Consolidated revenue at the Hinduja Group flagship increased 13% to ₹12,577 crore.
The Chennai-based commercial vehicle maker also clocked its 12th consecutive quarter of double-digit Ebitda margin, underscoring its focus on profitable and sustainable growth.
KM Balaji, chief financial officer, said the record profit was aided by the closure of Switch Mobility’s loss-making UK subsidiary, which had weighed on group profitability, and a strong performance by Hinduja Leyland Finance (HLF), which grew over 20% from a year earlier. “This quarter reflects strong fundamentals across businesses, backed by better portfolio quality and cost controls,” he said.

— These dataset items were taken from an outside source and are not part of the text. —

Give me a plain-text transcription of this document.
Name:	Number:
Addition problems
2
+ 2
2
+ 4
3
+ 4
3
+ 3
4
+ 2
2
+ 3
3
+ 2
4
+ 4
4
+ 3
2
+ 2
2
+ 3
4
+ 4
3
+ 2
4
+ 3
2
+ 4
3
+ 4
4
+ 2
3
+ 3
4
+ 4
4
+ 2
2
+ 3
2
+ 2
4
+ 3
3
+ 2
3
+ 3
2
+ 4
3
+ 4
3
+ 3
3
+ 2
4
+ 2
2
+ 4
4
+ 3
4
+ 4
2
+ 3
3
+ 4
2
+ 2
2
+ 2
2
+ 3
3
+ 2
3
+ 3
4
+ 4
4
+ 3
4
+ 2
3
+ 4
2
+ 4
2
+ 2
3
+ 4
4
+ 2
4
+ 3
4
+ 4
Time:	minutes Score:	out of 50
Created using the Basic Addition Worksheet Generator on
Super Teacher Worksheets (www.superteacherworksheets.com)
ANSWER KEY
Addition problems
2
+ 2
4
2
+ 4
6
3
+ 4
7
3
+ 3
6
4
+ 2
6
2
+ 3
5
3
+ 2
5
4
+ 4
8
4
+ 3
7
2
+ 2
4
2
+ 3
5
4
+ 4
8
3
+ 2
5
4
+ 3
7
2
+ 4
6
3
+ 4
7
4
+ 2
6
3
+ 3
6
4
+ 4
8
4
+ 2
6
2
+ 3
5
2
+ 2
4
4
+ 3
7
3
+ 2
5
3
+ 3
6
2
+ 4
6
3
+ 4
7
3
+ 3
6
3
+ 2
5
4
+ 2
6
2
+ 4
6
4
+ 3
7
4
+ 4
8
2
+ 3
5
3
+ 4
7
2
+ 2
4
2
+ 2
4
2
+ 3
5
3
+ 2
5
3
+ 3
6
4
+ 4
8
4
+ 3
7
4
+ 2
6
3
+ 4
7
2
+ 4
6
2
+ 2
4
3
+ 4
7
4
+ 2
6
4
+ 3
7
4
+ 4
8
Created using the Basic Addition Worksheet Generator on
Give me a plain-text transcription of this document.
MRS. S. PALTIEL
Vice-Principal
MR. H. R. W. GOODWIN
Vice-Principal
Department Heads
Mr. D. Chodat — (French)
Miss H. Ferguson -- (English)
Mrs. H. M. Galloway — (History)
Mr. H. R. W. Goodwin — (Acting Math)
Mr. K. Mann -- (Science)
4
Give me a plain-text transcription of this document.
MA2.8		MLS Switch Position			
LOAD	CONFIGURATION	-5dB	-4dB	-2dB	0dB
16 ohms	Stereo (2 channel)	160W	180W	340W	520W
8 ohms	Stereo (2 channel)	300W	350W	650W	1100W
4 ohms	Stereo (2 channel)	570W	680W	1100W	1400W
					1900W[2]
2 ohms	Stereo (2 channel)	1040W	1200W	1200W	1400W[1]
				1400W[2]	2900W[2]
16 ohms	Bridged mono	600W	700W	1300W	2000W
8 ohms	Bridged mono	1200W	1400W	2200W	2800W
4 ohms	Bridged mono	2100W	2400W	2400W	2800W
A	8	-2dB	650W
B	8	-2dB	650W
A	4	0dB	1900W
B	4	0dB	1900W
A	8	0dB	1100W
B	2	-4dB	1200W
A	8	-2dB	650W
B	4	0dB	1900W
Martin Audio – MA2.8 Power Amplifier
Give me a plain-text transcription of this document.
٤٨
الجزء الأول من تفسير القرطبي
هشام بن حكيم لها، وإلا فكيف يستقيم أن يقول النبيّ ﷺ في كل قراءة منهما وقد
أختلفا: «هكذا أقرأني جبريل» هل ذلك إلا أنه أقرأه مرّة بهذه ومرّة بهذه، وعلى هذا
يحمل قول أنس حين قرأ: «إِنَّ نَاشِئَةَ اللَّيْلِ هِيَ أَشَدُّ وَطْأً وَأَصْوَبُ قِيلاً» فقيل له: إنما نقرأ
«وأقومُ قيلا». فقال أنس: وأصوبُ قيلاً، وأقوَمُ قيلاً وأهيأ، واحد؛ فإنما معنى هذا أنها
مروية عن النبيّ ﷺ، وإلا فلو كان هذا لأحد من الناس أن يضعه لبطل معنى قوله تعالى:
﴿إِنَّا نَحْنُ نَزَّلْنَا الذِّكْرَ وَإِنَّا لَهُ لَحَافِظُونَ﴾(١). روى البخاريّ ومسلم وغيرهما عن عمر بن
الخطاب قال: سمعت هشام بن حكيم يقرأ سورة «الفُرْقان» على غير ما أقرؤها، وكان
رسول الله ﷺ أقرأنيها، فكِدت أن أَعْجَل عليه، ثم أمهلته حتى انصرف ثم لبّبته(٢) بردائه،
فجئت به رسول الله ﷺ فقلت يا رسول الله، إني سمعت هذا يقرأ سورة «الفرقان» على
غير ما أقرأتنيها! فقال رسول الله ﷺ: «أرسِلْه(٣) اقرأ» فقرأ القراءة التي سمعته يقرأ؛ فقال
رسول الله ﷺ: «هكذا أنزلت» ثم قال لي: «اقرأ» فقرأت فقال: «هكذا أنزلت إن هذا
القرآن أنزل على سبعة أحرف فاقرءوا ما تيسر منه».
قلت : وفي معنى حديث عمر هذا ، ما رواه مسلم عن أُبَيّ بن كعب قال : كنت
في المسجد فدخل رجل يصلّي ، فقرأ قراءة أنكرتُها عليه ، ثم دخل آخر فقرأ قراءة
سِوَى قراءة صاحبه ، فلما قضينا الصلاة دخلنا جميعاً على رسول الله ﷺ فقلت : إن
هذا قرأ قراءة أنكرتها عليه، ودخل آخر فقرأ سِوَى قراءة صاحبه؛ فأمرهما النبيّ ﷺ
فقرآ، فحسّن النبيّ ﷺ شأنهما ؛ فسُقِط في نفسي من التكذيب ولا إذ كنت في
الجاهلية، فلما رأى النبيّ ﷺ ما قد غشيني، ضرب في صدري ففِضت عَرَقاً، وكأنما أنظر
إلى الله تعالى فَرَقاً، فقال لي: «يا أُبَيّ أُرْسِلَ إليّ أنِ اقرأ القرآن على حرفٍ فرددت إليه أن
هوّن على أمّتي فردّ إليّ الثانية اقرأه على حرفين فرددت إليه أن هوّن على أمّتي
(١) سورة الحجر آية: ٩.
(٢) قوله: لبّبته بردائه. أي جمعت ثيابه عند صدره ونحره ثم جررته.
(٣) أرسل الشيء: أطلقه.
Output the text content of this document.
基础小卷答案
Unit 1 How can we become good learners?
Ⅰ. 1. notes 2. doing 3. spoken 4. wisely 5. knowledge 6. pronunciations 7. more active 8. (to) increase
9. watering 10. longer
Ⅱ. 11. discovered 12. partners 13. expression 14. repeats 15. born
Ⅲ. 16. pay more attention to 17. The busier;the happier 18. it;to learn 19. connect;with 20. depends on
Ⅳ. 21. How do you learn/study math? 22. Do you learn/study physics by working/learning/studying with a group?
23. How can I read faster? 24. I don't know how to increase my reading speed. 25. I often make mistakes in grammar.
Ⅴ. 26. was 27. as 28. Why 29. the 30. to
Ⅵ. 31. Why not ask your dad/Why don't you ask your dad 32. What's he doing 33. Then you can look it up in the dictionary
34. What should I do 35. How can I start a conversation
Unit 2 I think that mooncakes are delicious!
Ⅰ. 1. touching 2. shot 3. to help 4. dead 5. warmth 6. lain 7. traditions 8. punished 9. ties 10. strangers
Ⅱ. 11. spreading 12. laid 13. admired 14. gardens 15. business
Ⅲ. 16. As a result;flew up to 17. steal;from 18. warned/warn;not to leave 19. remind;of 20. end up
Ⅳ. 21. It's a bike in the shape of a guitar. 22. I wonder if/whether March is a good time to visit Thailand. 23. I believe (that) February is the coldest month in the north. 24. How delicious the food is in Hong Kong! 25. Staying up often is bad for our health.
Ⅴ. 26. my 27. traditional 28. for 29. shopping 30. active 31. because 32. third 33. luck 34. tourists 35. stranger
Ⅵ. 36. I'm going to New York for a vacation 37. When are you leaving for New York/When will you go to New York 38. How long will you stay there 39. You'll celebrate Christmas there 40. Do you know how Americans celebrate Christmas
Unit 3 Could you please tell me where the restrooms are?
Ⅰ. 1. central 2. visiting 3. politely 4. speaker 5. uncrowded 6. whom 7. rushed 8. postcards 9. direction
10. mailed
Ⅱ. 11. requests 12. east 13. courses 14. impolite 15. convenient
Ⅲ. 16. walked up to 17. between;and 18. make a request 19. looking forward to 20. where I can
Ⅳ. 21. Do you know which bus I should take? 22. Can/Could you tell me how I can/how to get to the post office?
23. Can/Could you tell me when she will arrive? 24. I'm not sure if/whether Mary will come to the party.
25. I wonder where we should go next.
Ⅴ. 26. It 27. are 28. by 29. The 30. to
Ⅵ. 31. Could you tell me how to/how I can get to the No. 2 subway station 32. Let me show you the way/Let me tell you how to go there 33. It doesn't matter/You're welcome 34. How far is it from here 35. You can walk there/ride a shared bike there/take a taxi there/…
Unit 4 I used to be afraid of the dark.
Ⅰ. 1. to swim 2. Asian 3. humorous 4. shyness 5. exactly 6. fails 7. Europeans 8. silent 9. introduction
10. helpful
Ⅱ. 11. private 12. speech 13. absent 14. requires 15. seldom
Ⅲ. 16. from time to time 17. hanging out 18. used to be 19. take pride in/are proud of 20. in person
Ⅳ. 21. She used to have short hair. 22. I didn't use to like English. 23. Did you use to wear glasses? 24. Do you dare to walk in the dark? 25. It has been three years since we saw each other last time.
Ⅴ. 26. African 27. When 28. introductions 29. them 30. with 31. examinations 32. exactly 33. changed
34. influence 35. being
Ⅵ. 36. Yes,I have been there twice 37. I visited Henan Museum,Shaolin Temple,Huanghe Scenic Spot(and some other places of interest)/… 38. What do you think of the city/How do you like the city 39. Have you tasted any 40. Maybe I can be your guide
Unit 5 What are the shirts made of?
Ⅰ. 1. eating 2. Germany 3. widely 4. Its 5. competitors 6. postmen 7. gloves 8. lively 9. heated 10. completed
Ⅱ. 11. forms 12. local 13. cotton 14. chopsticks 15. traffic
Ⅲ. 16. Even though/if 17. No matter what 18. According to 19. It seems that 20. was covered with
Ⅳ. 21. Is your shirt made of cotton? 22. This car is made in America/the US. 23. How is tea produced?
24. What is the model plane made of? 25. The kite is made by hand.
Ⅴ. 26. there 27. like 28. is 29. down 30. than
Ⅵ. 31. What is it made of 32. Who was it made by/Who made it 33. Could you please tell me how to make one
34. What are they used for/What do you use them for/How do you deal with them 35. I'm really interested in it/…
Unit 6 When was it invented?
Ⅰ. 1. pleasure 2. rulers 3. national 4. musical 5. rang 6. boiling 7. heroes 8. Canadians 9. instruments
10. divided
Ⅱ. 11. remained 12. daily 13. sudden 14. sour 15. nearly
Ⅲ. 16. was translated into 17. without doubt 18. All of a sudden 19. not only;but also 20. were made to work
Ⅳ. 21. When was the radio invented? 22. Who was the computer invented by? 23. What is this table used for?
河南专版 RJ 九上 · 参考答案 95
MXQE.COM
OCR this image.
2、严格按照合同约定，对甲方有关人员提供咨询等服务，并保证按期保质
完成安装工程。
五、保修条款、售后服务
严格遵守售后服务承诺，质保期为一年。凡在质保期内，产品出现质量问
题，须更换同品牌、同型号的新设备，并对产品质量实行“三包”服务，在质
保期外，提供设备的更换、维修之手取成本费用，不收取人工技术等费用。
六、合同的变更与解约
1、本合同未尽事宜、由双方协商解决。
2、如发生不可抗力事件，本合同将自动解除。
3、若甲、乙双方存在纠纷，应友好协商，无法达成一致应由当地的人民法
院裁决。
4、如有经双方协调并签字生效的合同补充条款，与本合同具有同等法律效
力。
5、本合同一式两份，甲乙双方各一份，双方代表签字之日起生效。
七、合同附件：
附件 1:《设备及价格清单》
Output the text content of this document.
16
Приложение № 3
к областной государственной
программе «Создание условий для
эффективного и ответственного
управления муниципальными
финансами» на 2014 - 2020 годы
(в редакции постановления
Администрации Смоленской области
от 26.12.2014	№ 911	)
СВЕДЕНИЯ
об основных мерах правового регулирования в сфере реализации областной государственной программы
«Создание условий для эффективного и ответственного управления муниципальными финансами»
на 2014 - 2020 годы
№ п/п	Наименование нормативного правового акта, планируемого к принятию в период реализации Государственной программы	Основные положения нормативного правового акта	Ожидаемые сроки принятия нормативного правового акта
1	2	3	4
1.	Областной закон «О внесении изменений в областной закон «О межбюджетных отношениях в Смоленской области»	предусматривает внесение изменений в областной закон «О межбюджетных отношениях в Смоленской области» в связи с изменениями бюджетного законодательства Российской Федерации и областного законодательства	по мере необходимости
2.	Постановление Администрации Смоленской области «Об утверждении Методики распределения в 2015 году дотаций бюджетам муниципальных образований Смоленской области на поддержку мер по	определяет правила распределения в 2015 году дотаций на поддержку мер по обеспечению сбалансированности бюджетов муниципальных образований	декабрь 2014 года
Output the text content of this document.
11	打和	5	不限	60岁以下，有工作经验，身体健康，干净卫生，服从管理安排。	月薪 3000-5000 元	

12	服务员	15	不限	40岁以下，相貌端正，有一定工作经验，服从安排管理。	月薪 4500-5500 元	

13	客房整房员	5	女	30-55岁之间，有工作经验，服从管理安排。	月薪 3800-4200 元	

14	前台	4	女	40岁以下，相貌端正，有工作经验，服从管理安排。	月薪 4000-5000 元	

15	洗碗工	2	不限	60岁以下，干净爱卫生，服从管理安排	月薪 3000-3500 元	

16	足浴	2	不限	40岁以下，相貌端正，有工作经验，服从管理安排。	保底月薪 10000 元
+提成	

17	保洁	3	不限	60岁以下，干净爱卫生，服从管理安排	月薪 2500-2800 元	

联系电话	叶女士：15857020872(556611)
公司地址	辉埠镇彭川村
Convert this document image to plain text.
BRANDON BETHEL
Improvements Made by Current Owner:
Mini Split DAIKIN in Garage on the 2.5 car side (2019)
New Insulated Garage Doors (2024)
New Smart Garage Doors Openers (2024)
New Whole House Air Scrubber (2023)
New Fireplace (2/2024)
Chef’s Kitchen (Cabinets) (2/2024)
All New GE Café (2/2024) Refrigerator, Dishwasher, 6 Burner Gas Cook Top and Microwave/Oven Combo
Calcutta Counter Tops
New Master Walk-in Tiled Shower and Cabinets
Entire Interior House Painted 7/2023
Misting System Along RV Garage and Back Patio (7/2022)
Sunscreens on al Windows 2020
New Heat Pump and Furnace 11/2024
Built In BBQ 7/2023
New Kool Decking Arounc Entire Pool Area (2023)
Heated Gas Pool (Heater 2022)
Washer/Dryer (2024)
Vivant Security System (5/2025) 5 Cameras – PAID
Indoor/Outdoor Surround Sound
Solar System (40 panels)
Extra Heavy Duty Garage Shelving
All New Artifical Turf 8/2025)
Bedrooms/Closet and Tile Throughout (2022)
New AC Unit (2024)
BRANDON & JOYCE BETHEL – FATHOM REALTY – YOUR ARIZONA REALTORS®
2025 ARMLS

Managing Director and CEO Shenu Agarwal said the strong results reflected “the resilience of our business model and the trust our customers place in us.” He said the margin expansion was being helped by product premiumisation, network growth, operational efficiency, cost optimisation, and digital enablement. “GST 2.0 has given a strong boost to consumption, and MHCV and LCV demand has picked up visibly since September,” he added.
Ashok Leyland‘s medium and heavy commercial vehicle (MHCV) sales rose 4%, while LCV volumes grew 8% last quarter, helping the company retain over 30% market share in MHCVs and maintain its leadership in buses for the 18th straight quarter.